De fait, le lendemain, plus de trace du forfait. Ou l’assassin est revenu sur le lieu de crime ou cela a profité à un opportuniste, de type goupil. Ceux-là non plus ne se gênent pas.

 

Bam ! La porte a claqué. Ce n’était pas un courant d’air. C’était voulu. Et si le plâtre avait pu tomber un peu autour du chambranle, c’était encore mieux ! L’adolescente que j’étais ne maîtrisait pas toujours ses colères. Soupe au lait je fus, soupe au lait je suis restée, mais je maîtrise mieux : l’arthrose, ça aide. Et aussi un certain travail sur soi-même, assaisonné  d’un rien de sagesse en plus.

Il faut dire que les relations mère/fille ne furent pas toujours iréniques ni faciles. Je pense que de nombreuses personnes me comprendront.

 

En 2014, l’Ukrainienne Iryna Dovgan a été enlevée et torturée par des séparatistes pro-russes raconte le Soir de samedi. Le récit de son calvaire tient en deux pages. Il ne faut pas demander ce qu’elle a souffert. Insoutenable. Elle doit la vie sauve à un correspondant de presse qui l’a prise en photo lors d’une séance publique d’humiliation et l’a publiée dans la presse et sur internet.

Elle a tout perdu : sa maison, ses biens, son jardin qu’elle aimait et soignait avec amour.

Elle était brisée physiquement et moralement.

 

La violence est partout : dans les écoles, dans les familles, sur les lieux de travail, dans les rues, dans les maisons de retraite, dans les Eglises. Aucun pays n’est épargné, aucune religion, aucun régime politique, aucune tranche d’âge, aucun milieu sociologique.

Les coups de feu, de couteau, de poing s’échangent, vrais ou fictifs.

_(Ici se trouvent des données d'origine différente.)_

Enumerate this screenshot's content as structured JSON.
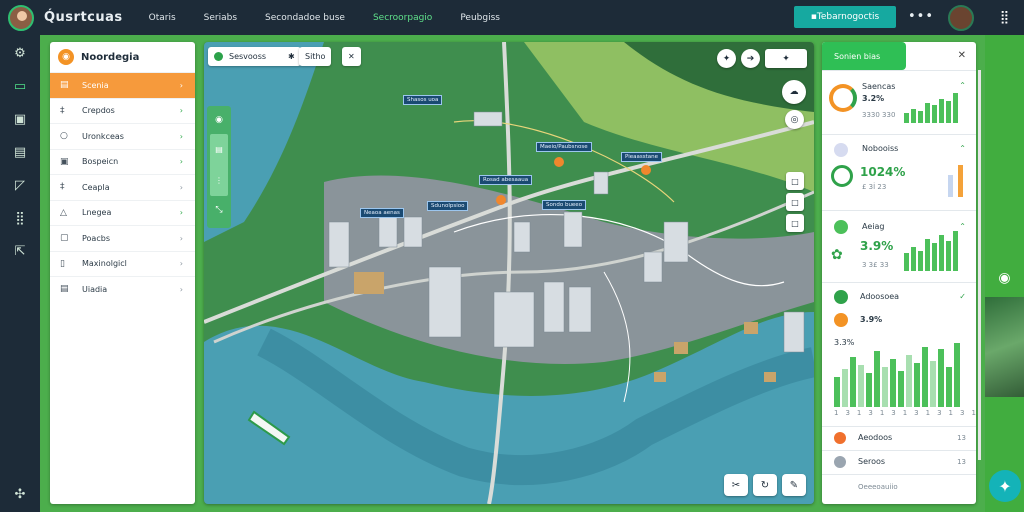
{
  "topbar": {
    "brand": "Q́usrtcuas",
    "nav": [
      "Otaris",
      "Seriabs",
      "Secondadoe buse",
      "Secroorpagio",
      "Peubgiss"
    ],
    "cta_label": "Tebarnogoctis",
    "more": "•••"
  },
  "leftbar": {
    "icons": [
      "globe-icon",
      "layers-icon",
      "inbox-icon",
      "chart-icon",
      "flag-icon",
      "grid-icon",
      "share-icon"
    ],
    "bottom_icon": "compass-icon"
  },
  "panel": {
    "title": "Noordegia",
    "items": [
      {
        "label": "Scenia",
        "icon": "▤",
        "chev": "›",
        "active": true
      },
      {
        "label": "Crepdos",
        "icon": "‡",
        "chev": "›",
        "tone": "g"
      },
      {
        "label": "Uronkceas",
        "icon": "○",
        "chev": "›",
        "tone": "g"
      },
      {
        "label": "Bospeicn",
        "icon": "▣",
        "chev": "›",
        "tone": "g"
      },
      {
        "label": "Ceapla",
        "icon": "‡",
        "chev": "›",
        "tone": "d"
      },
      {
        "label": "Lnegea",
        "icon": "△",
        "chev": "›",
        "tone": "g"
      },
      {
        "label": "Poacbs",
        "icon": "▢",
        "chev": "›",
        "tone": "d"
      },
      {
        "label": "Maxinolgicl",
        "icon": "▯",
        "chev": "›",
        "tone": "d"
      },
      {
        "label": "Uiadia",
        "icon": "▤",
        "chev": "›",
        "tone": "d"
      }
    ]
  },
  "map": {
    "toolbar": [
      "Sesvooss",
      "Sitho",
      "✕"
    ],
    "toolbar_icon": "✱",
    "tags": [
      "Shasos uoa",
      "Maeio/Paubsnose",
      "Pieaasstane",
      "Rosad abesaaua",
      "Sdunolpsioo",
      "Neaoa aenas",
      "Sondo bueeo"
    ],
    "right_controls": [
      "✦",
      "➔",
      "✦"
    ],
    "bottom_controls": [
      "✂",
      "↻",
      "✎"
    ],
    "zoom_icons": [
      "□",
      "□",
      "□"
    ]
  },
  "sidepanel": {
    "title": "Sonien bias",
    "cards": [
      {
        "label": "Saencas",
        "value": "3.2%",
        "sub": "3330 330"
      },
      {
        "label": "Nobooiss",
        "value": "1024%",
        "sub": "£ 3İ 23"
      },
      {
        "label": "Aeiag",
        "value": "3.9%",
        "sub": "3 3£ 33"
      },
      {
        "label": "Adoosoea",
        "value": "3.9%",
        "sub": "3.3%"
      },
      {
        "label": "Aeodoos",
        "value": "",
        "sub": "13"
      },
      {
        "label": "Seroos",
        "value": "",
        "sub": "13"
      }
    ],
    "chart_note": "13",
    "footer": "Oeeeoauiio"
  },
  "colors": {
    "accent_green": "#2fbf55",
    "accent_orange": "#f69a3c",
    "nav_dark": "#1d2b38",
    "teal": "#16a9a0"
  }
}
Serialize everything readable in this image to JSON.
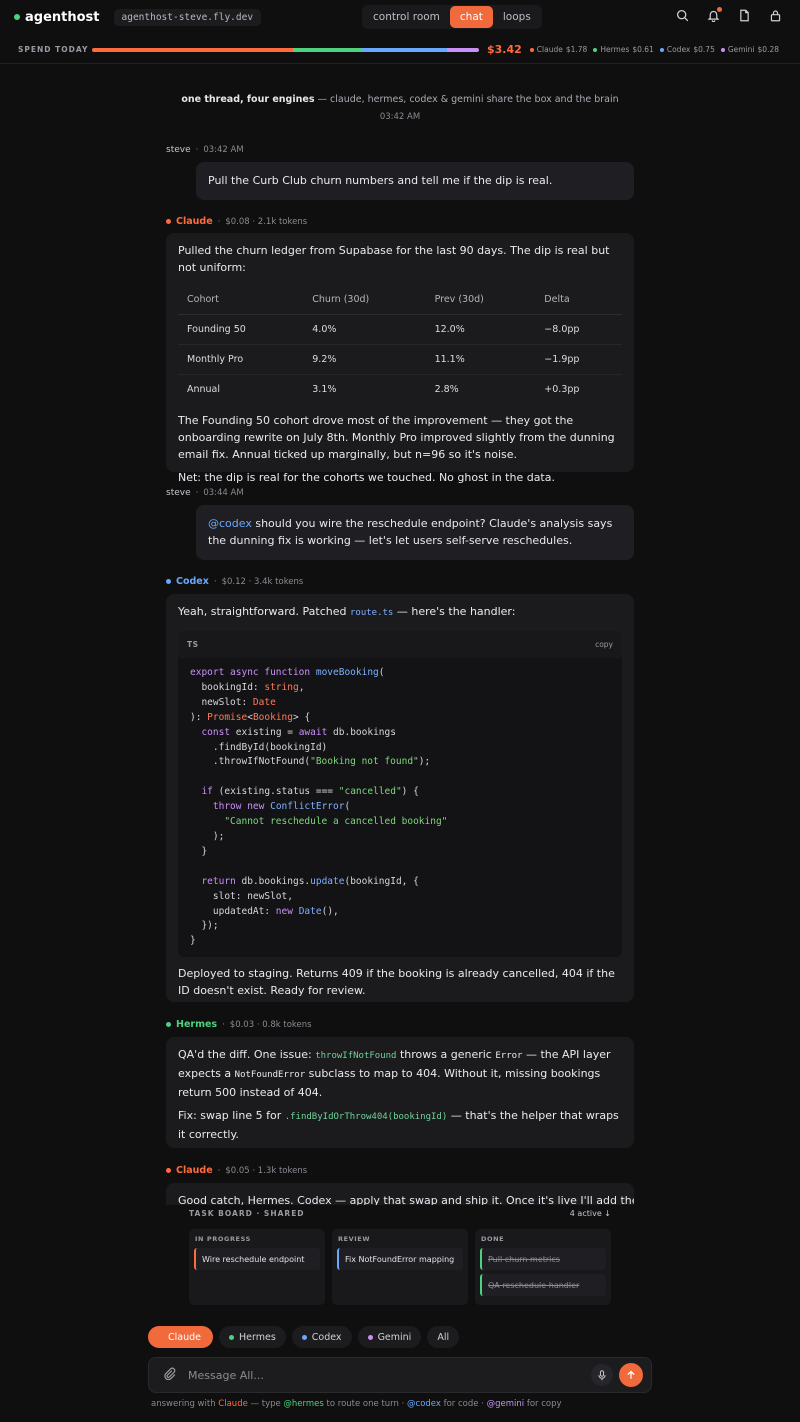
{
  "app": {
    "brand": "agenthost",
    "host": "agenthost-steve.fly.dev",
    "tabs": [
      "control room",
      "chat",
      "loops"
    ],
    "active_tab": "chat"
  },
  "colors": {
    "accent": "#f06a3b",
    "claude": "#ff6b3d",
    "hermes": "#4fd17f",
    "codex": "#6aa7ff",
    "gemini": "#c991f7"
  },
  "spend": {
    "label": "SPEND TODAY",
    "total": "$3.42",
    "breakdown": [
      {
        "name": "Claude",
        "amount": "$1.78",
        "color": "#ff6b3d",
        "value": 1.78
      },
      {
        "name": "Hermes",
        "amount": "$0.61",
        "color": "#4fd17f",
        "value": 0.61
      },
      {
        "name": "Codex",
        "amount": "$0.75",
        "color": "#6aa7ff",
        "value": 0.75
      },
      {
        "name": "Gemini",
        "amount": "$0.28",
        "color": "#c991f7",
        "value": 0.28
      }
    ]
  },
  "thread": {
    "intro_bold": "one thread, four engines",
    "intro_rest": " — claude, hermes, codex & gemini share the box and the brain",
    "intro_time": "03:42 AM"
  },
  "messages": {
    "m1": {
      "author": "steve",
      "time": "03:42 AM",
      "text": "Pull the Curb Club churn numbers and tell me if the dip is real."
    },
    "m2": {
      "agent": "Claude",
      "cost": "$0.08 · 2.1k tokens",
      "p1": "Pulled the churn ledger from Supabase for the last 90 days. The dip is real but not uniform:",
      "table_headers": [
        "Cohort",
        "Churn (30d)",
        "Prev (30d)",
        "Delta"
      ],
      "rows": [
        {
          "cohort": "Founding 50",
          "churn": "4.0%",
          "prev": "12.0%",
          "delta": "−8.0pp"
        },
        {
          "cohort": "Monthly Pro",
          "churn": "9.2%",
          "prev": "11.1%",
          "delta": "−1.9pp"
        },
        {
          "cohort": "Annual",
          "churn": "3.1%",
          "prev": "2.8%",
          "delta": "+0.3pp"
        }
      ],
      "p2": "The Founding 50 cohort drove most of the improvement — they got the onboarding rewrite on July 8th. Monthly Pro improved slightly from the dunning email fix. Annual ticked up marginally, but n=96 so it's noise.",
      "p3": "Net: the dip is real for the cohorts we touched. No ghost in the data."
    },
    "m3": {
      "author": "steve",
      "time": "03:44 AM",
      "mention": "@codex",
      "text": " should you wire the reschedule endpoint? Claude's analysis says the dunning fix is working — let's let users self-serve reschedules."
    },
    "m4": {
      "agent": "Codex",
      "cost": "$0.12 · 3.4k tokens",
      "p1_a": "Yeah, straightforward. Patched ",
      "p1_code": "route.ts",
      "p1_b": " — here's the handler:",
      "code_lang": "TS",
      "code_copy": "copy",
      "p2": "Deployed to staging. Returns 409 if the booking is already cancelled, 404 if the ID doesn't exist. Ready for review."
    },
    "m5": {
      "agent": "Hermes",
      "cost": "$0.03 · 0.8k tokens",
      "p1_a": "QA'd the diff. One issue: ",
      "p1_code1": "throwIfNotFound",
      "p1_b": " throws a generic ",
      "p1_code2": "Error",
      "p1_c": " — the API layer expects a ",
      "p1_code3": "NotFoundError",
      "p1_d": " subclass to map to 404. Without it, missing bookings return 500 instead of 404.",
      "p2_a": "Fix: swap line 5 for ",
      "p2_code": ".findByIdOrThrow404(bookingId)",
      "p2_b": " — that's the helper that wraps it correctly."
    },
    "m6": {
      "agent": "Claude",
      "cost": "$0.05 · 1.3k tokens",
      "p1": "Good catch, Hermes. Codex — apply that swap and ship it. Once it's live I'll add the"
    }
  },
  "taskboard": {
    "title": "TASK BOARD · SHARED",
    "count": "4 active ↓",
    "columns": [
      {
        "title": "IN PROGRESS",
        "cards": [
          "Wire reschedule endpoint"
        ]
      },
      {
        "title": "REVIEW",
        "cards": [
          "Fix NotFoundError mapping"
        ]
      },
      {
        "title": "DONE",
        "cards": [
          "Pull churn metrics",
          "QA reschedule handler"
        ]
      }
    ]
  },
  "composer": {
    "pills": [
      "Claude",
      "Hermes",
      "Codex",
      "Gemini",
      "All"
    ],
    "placeholder": "Message All...",
    "hint_a": "answering with ",
    "hint_claude": "Claude",
    "hint_b": " — type ",
    "hint_hermes": "@hermes",
    "hint_c": " to route one turn · ",
    "hint_codex": "@codex",
    "hint_d": " for code · ",
    "hint_gemini": "@gemini",
    "hint_e": " for copy"
  }
}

Les coups de langue aussi peuvent poignarder plus profond qu’une lame !

 

Les tourterelles ont-elles du chagrin ? Je n’en sais rien. Elles ont l’air de prendre le drame avec philosophie et continuent leurs activités familiales avec courage. Mais je ne dois pas juger car je ne peux pas me mettre à leur place. De toute façon, il faut continuer la tâche,

me laissent-elles comme message.

 

Les relations mère/fille se sont apaisées avec l’âge, même si ce ne fut pas toujours de tout repos. Et la difficulté n’enlève rien à l’amour qu’on peut se porter, malgré les différences, malgré les maladresses certainement réciproques.

 

Iryna qui a vécu l’indicible, a mis des années à s’en remettre et a fondé Sema, le réseau des femmes victimes de violences sexuelles. Elle n’est ni médecin, ni psychologue, juste une femme qui a souffert et veut aider ses semblables à obtenir justice et réparation. Les aider à continuer à vivre.

On appelle cela de la résilience.

On peut aussi dire du courage. Il en faut dans tous les cas.

Pour recommencer. Pour changer.

Du courage pour ne pas se replier su sa douleur, mais pour aider ceux qui ont vécu des horreurs comme celles qu’on a vécues.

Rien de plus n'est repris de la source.